To demonstrate the point, Szalay tells of a challenge from colleagues at another university. They challenged him and Microsoft researcher Gray to find a particular fast-moving asteroid in less than the 13 days it took them -- 10 days to develop the search code and three more to search the data stored in a flat file system. Szalay and Gray wrote a SQL query and located the asteroid within hours, using the SDSS database.

The SkyServer site, which launched in 2001, has become a popular destination for professional and amateur astronomers and students, attracting more than 1 million hits a month. The site is offered in three languages English, German and Japanese and 150 hours of educational resources, along with Web services for manipulating images and data on the site.

"The speed and ease of use of SQL Server makes it possible for almost anyone to perform advanced searches on a massive online database," says Ani Thakar of SDSS. "Just as importantly, the stability and easy maintenance of SQL Server 2000 is vital for researchers as we add more data to SkyServer and our other online resources."

Astronomy Setting an Example for Other Sciences

The advances that astronomy is making with database, Web services and other technologies provide a compelling blueprint for other sciences to follow, Szalay says.
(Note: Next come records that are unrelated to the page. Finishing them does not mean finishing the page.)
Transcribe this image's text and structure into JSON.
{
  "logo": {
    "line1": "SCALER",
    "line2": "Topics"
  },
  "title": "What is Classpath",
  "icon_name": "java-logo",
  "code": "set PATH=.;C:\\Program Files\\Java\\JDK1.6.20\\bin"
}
Like astronomy, biology and other fields of science are getting buried under a flood of new data. "We can help other sciences loosen up their rigid ways of doing certain things," he says. "If they look and see how astronomy is benefiting, they will realize they can do the same thing."

This example will be even more compelling as the virtual worldwide telescope evolves one that expands on the example provided by SkyQuery. What's missing? More online bandwidth. More manageable systems that more easily run in parallel. The ability to handle petabyte-scale datasets. "But all of these things seem tractable," Gray says. "It's just a matter of time and energy. This will happen."

And it appears Microsoft technology and researchers will be intimately a part of the effort, helping uncover those proverbial needles in the sky.